Most of all, I can see the eyes and the faces of sundry German officers with whom I spoke. And when I do this I see their eyes shining with joy and their faces transfigured as though by a splendid vision; and I can hear them—not proclaiming the justice of their cause; not seeking excuse for the reprisals they had ordered; not, save for a few exceptions among them, deploring the unutterable misery and suffering their invasion of Belgium had wrought; not concerned with the ethical rights of helpless and innocent noncombatants—but proud and swollen with the thought that, at every onward step, ruthlessness and determination and being ready had brought to them victory, conquest, spoils of war. Why, these men were like beings from another world—a world of whose existence we, on this side of the water, had never dreamed.

And it was then I promised myself, if I had the luck to get back home again with a whole skin and a tongue in my head and a pen in my hand, I would in my humble way preach preparedness for America; not preparedness with a view necessarily of making war upon any one else, but preparedness with a view essentially of keeping any one else from making war upon us without counting the risks beforehand.

In my own humble and personal way I have been preaching it. In my own humble and personal way I am preaching it right this minute.

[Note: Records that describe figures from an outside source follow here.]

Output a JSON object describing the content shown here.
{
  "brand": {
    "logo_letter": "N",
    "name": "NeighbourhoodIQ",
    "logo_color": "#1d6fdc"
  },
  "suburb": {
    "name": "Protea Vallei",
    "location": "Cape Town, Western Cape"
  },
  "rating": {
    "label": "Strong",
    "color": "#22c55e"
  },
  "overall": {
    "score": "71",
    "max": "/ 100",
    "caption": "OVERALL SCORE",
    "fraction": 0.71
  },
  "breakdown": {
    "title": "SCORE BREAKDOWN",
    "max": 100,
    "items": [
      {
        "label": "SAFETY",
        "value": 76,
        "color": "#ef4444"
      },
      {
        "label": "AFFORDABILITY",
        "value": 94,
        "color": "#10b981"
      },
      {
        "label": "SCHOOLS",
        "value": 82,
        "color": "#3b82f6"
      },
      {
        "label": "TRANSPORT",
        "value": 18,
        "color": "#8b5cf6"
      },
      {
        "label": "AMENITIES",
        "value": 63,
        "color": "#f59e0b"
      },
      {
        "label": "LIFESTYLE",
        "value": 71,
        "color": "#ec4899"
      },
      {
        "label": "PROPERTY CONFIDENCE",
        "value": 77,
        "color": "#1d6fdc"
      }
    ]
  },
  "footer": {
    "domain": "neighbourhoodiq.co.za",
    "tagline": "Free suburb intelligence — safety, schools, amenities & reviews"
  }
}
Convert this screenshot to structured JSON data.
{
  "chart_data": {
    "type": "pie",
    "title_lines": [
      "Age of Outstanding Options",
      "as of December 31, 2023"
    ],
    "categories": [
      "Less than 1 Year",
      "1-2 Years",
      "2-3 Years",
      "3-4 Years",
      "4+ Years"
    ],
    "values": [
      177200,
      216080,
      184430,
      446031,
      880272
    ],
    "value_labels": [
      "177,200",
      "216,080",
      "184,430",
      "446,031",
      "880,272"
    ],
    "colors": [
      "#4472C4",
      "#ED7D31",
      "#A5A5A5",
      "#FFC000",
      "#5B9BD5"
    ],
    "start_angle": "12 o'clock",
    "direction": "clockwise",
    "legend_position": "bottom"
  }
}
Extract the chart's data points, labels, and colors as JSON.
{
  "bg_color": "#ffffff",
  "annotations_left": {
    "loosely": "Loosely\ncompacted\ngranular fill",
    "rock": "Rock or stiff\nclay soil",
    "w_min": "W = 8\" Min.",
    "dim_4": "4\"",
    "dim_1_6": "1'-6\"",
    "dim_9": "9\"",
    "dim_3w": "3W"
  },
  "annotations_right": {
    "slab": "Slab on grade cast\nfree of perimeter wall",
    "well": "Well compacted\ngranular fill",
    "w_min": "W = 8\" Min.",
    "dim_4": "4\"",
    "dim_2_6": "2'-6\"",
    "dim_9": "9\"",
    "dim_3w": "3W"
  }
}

And if my present narrative is so very personal it is because I know that the personal illustration is the best possible illustration, and that one may drive home his point by telling the things he himself has seen and felt better than by dealing with the impressions and the facts which have come to him at secondhand.

Also, it seems to me, since the break came, that now I am free to use weapons which I did not feel I had the right to use before that break did come. Before, I was a newspaper reporter, engaged in describing what I saw and what I heard—not what I suspected and what I feared. Before, I was a neutral citizen of a neutral country.

I am not a neutral any more. I am an American! My country has clashed with a foreign Power, and the enemy of my country is my enemy and deserving of no more consideration at my hands than he deserves at the hands of my country. Moreover, I aim to try to show, as we go along, that any consideration of mercy or charity or magnanimity which we might show him would be misinterpreted. Being what he is he would not understand it. He would consider it as an evidence of weakness upon our part. It is what he would not show us, and if opportunity comes will not show us, any more than he showed it to Belgium or to France, or to Edith Cavell, or to those women and those babies on the Lusitania.

He did not make war cruel—it already was that; but he has kept it cruel. War with him is not an emotional pastime; not a time for hysterical lip service to his flag; not a time for fuss and feathers. And, most of all, it is to him not a time for any display of mawkish, maudlin forbearance to his foe; but, instead, it is a deadly serious, deadly terrible business, to the successful prosecution of which he and his rulers, and his government, and his whole system of life have been earnestly and sincerely dedicated through a generation of preparation, mental as well as physical.